Watching the workers on the conveyor belt attaching doors onto new cars, they hadn’t noticed a group of us were watching them and yet we were only a few yards away. In today’s language I think they were in the “Zone” although to me the work looked mind numbing, so it could have been that. It was starting to give me a headache and I felt a strong yearning to get out of this car factory as quickly as possible. It was 1973 in Dagenham and we had been brought here by the Army. I was 16 and a Junior Soldier and every so often we would go and visit a factory. They never explained why we did this, but I am guessing their motive was to show us how lucky we were, doing what we were doing no matter how tough or brutal our own existence was.
The Army didn’t need to put me through those kinds of visits to make me realise that I had chosen the right career path. I already knew how fortunate and privileged I was to be doing something I was passionate about and something I got to do for 24 years. I had seen what my school mates were doing in the Steel Works and Chemical Works of Stockton-On-Tees in the North East of England and knew that was the last thing I wanted to do.
Fast forward to this week, on the train coming home from Dosh Strategy Day in London, I had the best day, working with some incredibly talented, knowledgeable and experienced people on how we could support people with learning disabilities in the next 10 years, and I was buzzing. I looked at my fellow commuters, I may be being unfair but they looked weary. I detected the same weariness in the conversations they were having on their mobiles too. For me though, this is a second career which has lasted 21 years so far and one that I am incredibly passionate about.

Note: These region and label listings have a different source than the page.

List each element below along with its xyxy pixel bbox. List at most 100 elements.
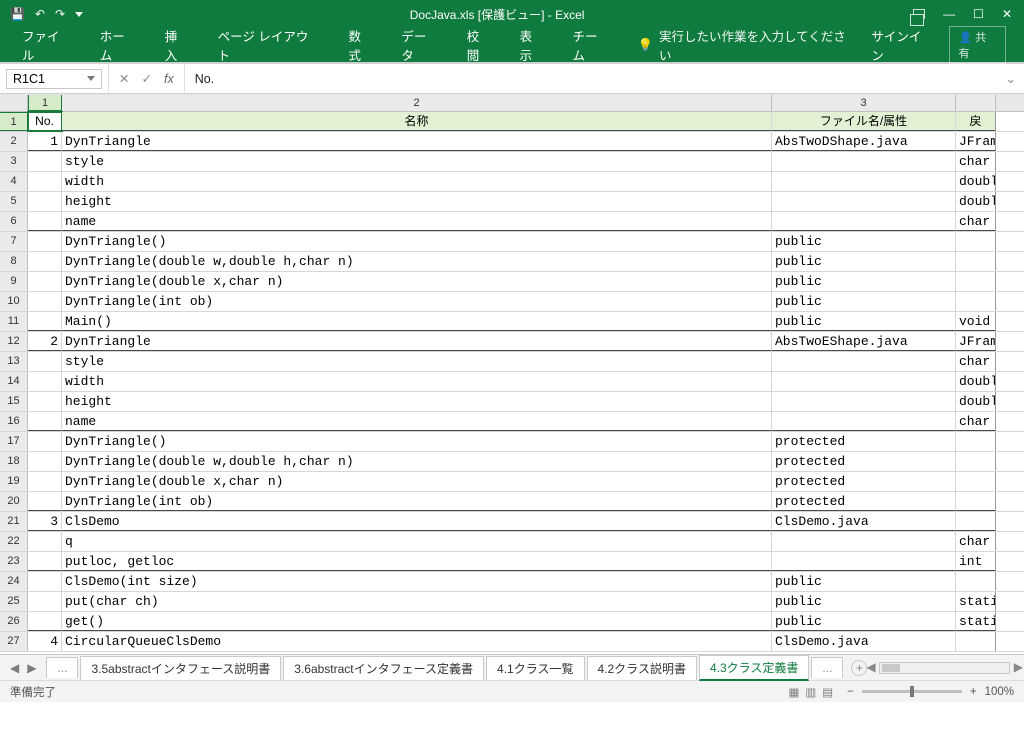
cell[interactable]: putloc, getloc [62, 552, 772, 571]
cell[interactable]: CircularQueueClsDemo [62, 632, 772, 651]
sheet-nav-next-icon[interactable]: ▶ [27, 661, 36, 675]
minimize-icon[interactable]: — [943, 7, 955, 21]
row-header[interactable]: 24 [0, 572, 28, 591]
cell[interactable]: DynTriangle() [62, 232, 772, 251]
row-header[interactable]: 4 [0, 172, 28, 191]
cell[interactable]: protected [772, 432, 956, 451]
cell[interactable] [956, 432, 996, 451]
cell[interactable] [28, 432, 62, 451]
cell[interactable]: char [956, 152, 996, 171]
cell[interactable] [772, 352, 956, 371]
row-header[interactable]: 2 [0, 132, 28, 151]
cell[interactable] [956, 472, 996, 491]
cell[interactable] [28, 292, 62, 311]
cell[interactable]: DynTriangle [62, 332, 772, 351]
cell[interactable] [28, 592, 62, 611]
cell[interactable]: DynTriangle() [62, 432, 772, 451]
sheet-tab-4-2[interactable]: 4.2クラス説明書 [587, 656, 697, 680]
cell[interactable]: 名称 [62, 112, 772, 131]
cell[interactable] [28, 452, 62, 471]
signin-link[interactable]: サインイン [871, 26, 933, 64]
cell[interactable] [28, 392, 62, 411]
cell[interactable] [28, 152, 62, 171]
cell[interactable]: 4 [28, 632, 62, 651]
cell[interactable]: DynTriangle(int ob) [62, 292, 772, 311]
row-header[interactable]: 13 [0, 352, 28, 371]
table-row[interactable]: 21 3 ClsDemo ClsDemo.java [0, 512, 1024, 532]
row-header[interactable]: 21 [0, 512, 28, 531]
cell[interactable] [956, 572, 996, 591]
row-header[interactable]: 1 [0, 112, 28, 131]
share-button[interactable]: 👤 共有 [949, 26, 1006, 64]
zoom-out-icon[interactable]: − [847, 686, 854, 698]
row-header[interactable]: 7 [0, 232, 28, 251]
cell[interactable]: 1 [28, 132, 62, 151]
cell[interactable]: width [62, 372, 772, 391]
ribbon-display-icon[interactable] [913, 9, 925, 19]
row-header[interactable]: 19 [0, 472, 28, 491]
row-header[interactable]: 15 [0, 392, 28, 411]
cell[interactable] [28, 532, 62, 551]
tab-view[interactable]: 表示 [506, 26, 559, 64]
cell[interactable] [956, 272, 996, 291]
cell[interactable]: ClsDemo.java [772, 512, 956, 531]
save-icon[interactable]: 💾 [10, 7, 25, 21]
table-row[interactable]: 1 No. 名称 ファイル名/属性 戻 [0, 112, 1024, 132]
zoom-in-icon[interactable]: + [970, 686, 977, 698]
cell[interactable]: protected [772, 452, 956, 471]
table-row[interactable]: 20 DynTriangle(int ob) protected [0, 492, 1024, 512]
row-header[interactable]: 20 [0, 492, 28, 511]
row-header[interactable]: 5 [0, 192, 28, 211]
cell[interactable] [956, 512, 996, 531]
tab-file[interactable]: ファイル [8, 26, 86, 64]
row-header[interactable]: 18 [0, 452, 28, 471]
cell[interactable]: name [62, 412, 772, 431]
cell[interactable]: JFram [956, 132, 996, 151]
row-header[interactable]: 27 [0, 632, 28, 651]
cell[interactable]: public [772, 232, 956, 251]
cell[interactable]: DynTriangle [62, 132, 772, 151]
cell[interactable]: style [62, 152, 772, 171]
cell[interactable] [28, 472, 62, 491]
cell[interactable] [772, 552, 956, 571]
cell[interactable] [28, 612, 62, 631]
cell[interactable] [956, 632, 996, 651]
cell[interactable] [28, 492, 62, 511]
table-row[interactable]: 6 name char [0, 212, 1024, 232]
row-header[interactable]: 8 [0, 252, 28, 271]
name-box[interactable]: R1C1 [6, 69, 102, 89]
view-normal-icon[interactable]: ▦ [789, 685, 800, 699]
cell[interactable] [772, 152, 956, 171]
tab-team[interactable]: チーム [559, 26, 624, 64]
cell[interactable]: char [956, 352, 996, 371]
sheet-tab-3-6[interactable]: 3.6abstractインタフェース定義書 [283, 656, 484, 680]
cell[interactable] [772, 532, 956, 551]
cell[interactable] [28, 252, 62, 271]
row-header[interactable]: 12 [0, 332, 28, 351]
maximize-icon[interactable]: ☐ [973, 7, 984, 21]
cell[interactable] [28, 372, 62, 391]
cell[interactable]: public [772, 572, 956, 591]
cell[interactable]: public [772, 612, 956, 631]
cell[interactable]: DynTriangle(double w,double h,char n) [62, 452, 772, 471]
cell[interactable] [956, 252, 996, 271]
cell[interactable]: public [772, 592, 956, 611]
cell[interactable]: name [62, 212, 772, 231]
cell[interactable]: doubl [956, 372, 996, 391]
table-row[interactable]: 14 width doubl [0, 372, 1024, 392]
table-row[interactable]: 22 q char [0, 532, 1024, 552]
cell[interactable]: void [956, 312, 996, 331]
table-row[interactable]: 24 ClsDemo(int size) public [0, 572, 1024, 592]
cell[interactable]: AbsTwoDShape.java [772, 132, 956, 151]
cell[interactable]: ファイル名/属性 [772, 112, 956, 131]
sheet-tab-3-5[interactable]: 3.5abstractインタフェース説明書 [80, 656, 281, 680]
cell[interactable]: public [772, 312, 956, 331]
view-page-layout-icon[interactable]: ▥ [805, 685, 816, 699]
add-sheet-button[interactable]: + [851, 660, 867, 676]
formula-input[interactable]: No. [185, 72, 998, 86]
cell[interactable] [956, 492, 996, 511]
cell[interactable] [28, 552, 62, 571]
qat-customize-icon[interactable] [75, 12, 83, 17]
col-header-2[interactable]: 2 [62, 95, 772, 111]
table-row[interactable]: 23 putloc, getloc int [0, 552, 1024, 572]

Since my train journey home from London this week, I have been reflecting on why it is important to find your passion and do that. Always finding great enthusiasm for what you do.
My oldest daughter works in the Theatre. She really works seven days a week, when she is not working she is enjoying the shows at her theatre, it’s her world. This is her passion. It’s a family thing and makes for some interesting and engaging conversations at home.
The days and years tick by and it is important you don’t wake up one day when there is no time left to do the things you dreamed of, to be the person you always wanted to be and to exceed your potential. These were and are the reasons I find my passion and do that.
So what have been the benefits?
I recently attended Damien Piper’s (Effective Challenge) Resilience Training and he used a model: P.R.I.M.E as a way of investing in yourself which strengthens and maintains your resilience. Doing work that you are passionate about and which you have strong emotions for does not mean that there will not be obstacles, setbacks and failures however paying attention to all aspects of PRIME (Physical – Rest – Intake – Mind and Energy) will help you bounce back when things don’t go your way.
Doing stuff that you have a passion for helps you to maintain and have stronger mental health. In your quieter moments, acknowledging that you are doing something that you are passionate about can give you a sense of well-being and contentment.
With passion comes a high level of enthusiasm for what you do. I have found this to be contagious not only do your friends benefit, but also your family.
“Passion is energy. Feel the power that comes from focusing on what excites you.”
Here my top 5 tips for finding your passion:
- What do you have strong emotions for – make them visual so write them down, better still draw a picture for each one
- You need to find something that has a ‘purpose’: will it make a difference in another person’s life?
- Think about what you are good at, would it pay you a living too? When you have both, not only do you find your passion you feel successful.
- What excites you: what would make you get out of bed earlier than you really need to? I fling the bed sheets back at 5am every morning, yep even the weekends I can’t wait to start my day and find out what dosh.org are up to.
- Dream Big “Every great dream begins with a dreamer. Always remember, you have within you the strength, the patience, and the passion to reach for the stars to change the world.” -Harriet Tubman
As a young 15 year old heading towards the Army Recruiting Office in Middlesbrough while my school mates headed in a different direction towards their interviews for ICI Apprenticeships as Welders and Platers, I thought that if I didn’t love what I was going to do I wouldn’t be able to do it with much conviction or passion. I felt the same way when I entered into the world of supporting people with learning disabilities.
“There is no passion to be found playing small–in settling for a life that is less than the one you are capable of living.”